A trombetas do tradicionalismo já soam alto, convocando para uma “Semana Farroupilha” sem precedentes neste setembro de 2023.
Toda a imprensa regional já noticia os preparativos para o grande evento, que a cada ano marca o 20 de setembro de 1835, dia em que eclodiu o movimento rebelde que iria separar o Rio Grande do Sul do Brasil por quase dez anos*.
É o maior evento histórico-cultural do Estado, um dos maiores do Brasil, que mobiliza núcleos gaúchos pelo país afora e até no exterior.
O epicentro da “Semana Farroupilha” é Porto Alegre, onde um “Acampamento Farroupilha”, o popular “gauchódromo”, recebe mais de um milhão de visitantes por ano.
Em compensação, não mereceu uma nota nos jornais de Porto Alegre a data histórica que transcorre neste 15 de junho e que, para a compreensão da História, é tão ou mais importante quanto o 20 de setembro, o dia em que os rebeldes farroupilhas tomaram a capital, de surpresa.

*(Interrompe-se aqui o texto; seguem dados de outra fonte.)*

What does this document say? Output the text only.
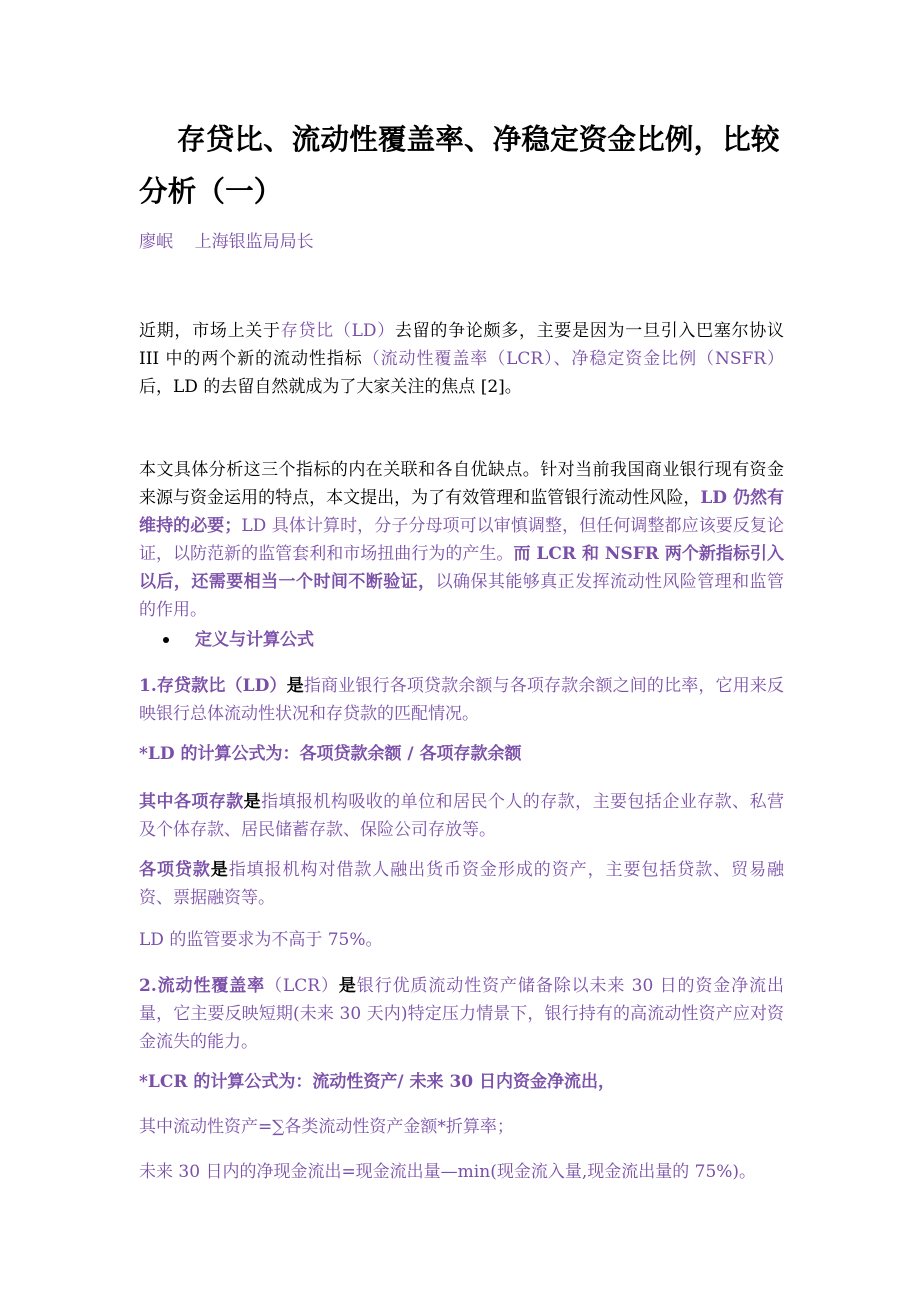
存贷比、流动性覆盖率、净稳定资金比例，比较分析（一）

廖岷 上海银监局局长

近期，市场上关于存贷比（LD）去留的争论颇多，主要是因为一旦引入巴塞尔协议 III 中的两个新的流动性指标（流动性覆盖率（LCR）、净稳定资金比例（NSFR）后，LD 的去留自然就成为了大家关注的焦点 [2]。

本文具体分析这三个指标的内在关联和各自优缺点。针对当前我国商业银行现有资金来源与资金运用的特点，本文提出，为了有效管理和监管银行流动性风险，LD 仍然有维持的必要；LD 具体计算时，分子分母项可以审慎调整，但任何调整都应该要反复论证，以防范新的监管套利和市场扭曲行为的产生。而 LCR 和 NSFR 两个新指标引入以后，还需要相当一个时间不断验证，以确保其能够真正发挥流动性风险管理和监管的作用。

定义与计算公式

1.存贷款比（LD）是指商业银行各项贷款余额与各项存款余额之间的比率，它用来反映银行总体流动性状况和存贷款的匹配情况。

*LD 的计算公式为：各项贷款余额 / 各项存款余额

其中各项存款是指填报机构吸收的单位和居民个人的存款，主要包括企业存款、私营及个体存款、居民储蓄存款、保险公司存放等。

各项贷款是指填报机构对借款人融出货币资金形成的资产，主要包括贷款、贸易融资、票据融资等。

LD 的监管要求为不高于 75%。

2.流动性覆盖率（LCR）是银行优质流动性资产储备除以未来 30 日的资金净流出量，它主要反映短期(未来 30 天内)特定压力情景下，银行持有的高流动性资产应对资金流失的能力。

*LCR 的计算公式为：流动性资产/ 未来 30 日内资金净流出，

其中流动性资产=∑各类流动性资产金额*折算率；

未来 30 日内的净现金流出=现金流出量—min(现金流入量,现金流出量的 75%)。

No dia 15 de junho de 1836, numa reação ainda mais surpreendente, grupos de militares e moradores retomaram a capital e expulsaram os farroupilhas.
O então cônsul norte-americano em Porto Alegre, Isaac Austin Hayes, informou a Washington:
“Uma contrarrevolução ocorreu em Porto Alegre no dia 15 de junho passado, desde a qual têm havido cenas de derramamento de sangue e atrocidades (…)”.
Sérgio da Costa Franco:
“Depois de perderem a cidade na reação de 15 de junho de 1836, os rebeldes nunca mais conseguiram retomá-la. Mesmo contando às vezes com forte superioridade numérica, submetendo os moradores da Capital a fome e restrições diversas.”
O silêncio não é acaso, nem exceção: data banida do calendário histórico do Rio Grande do Sul, o 15 de junho é um exemplo de como foi a relação de Porto Alegre e seus moradores com a Revolução Farroupilha, desde o início até o fim. Uma relação de muito conflito, muita violência, que contraria a narrativa tradicionalista.
Expulsos da Capital, os farrapos refluíram para Viamão, de onde sustentaram um cerco à capital durante mais de quatro anos, sem conseguir retomar a cidade.
Quando tropas saindo de Porto Alegre desalojaram os Farroupilhas de Viamão em 1841, a guerra estava já praticamente perdida. Foi prolongada até fevereiro de 1945 pelas negociações de anistia e indenização aos chefes rebeldes.
Esses eventos só foram merecer um livro no ano 2.000, quando Sérgio da Costa Franco publicou “Porto A legre Sitiada”, com base em documentos e relatos inéditos.
O historiador conclui:
“Incoerente, cidade ergueu monumentos e votou homenagens aos sitiadores que a maltrataram e esqueceu os soldados, marinheiros e paisanos voluntários que garantiram sua integridade em quatro anos de lutas”.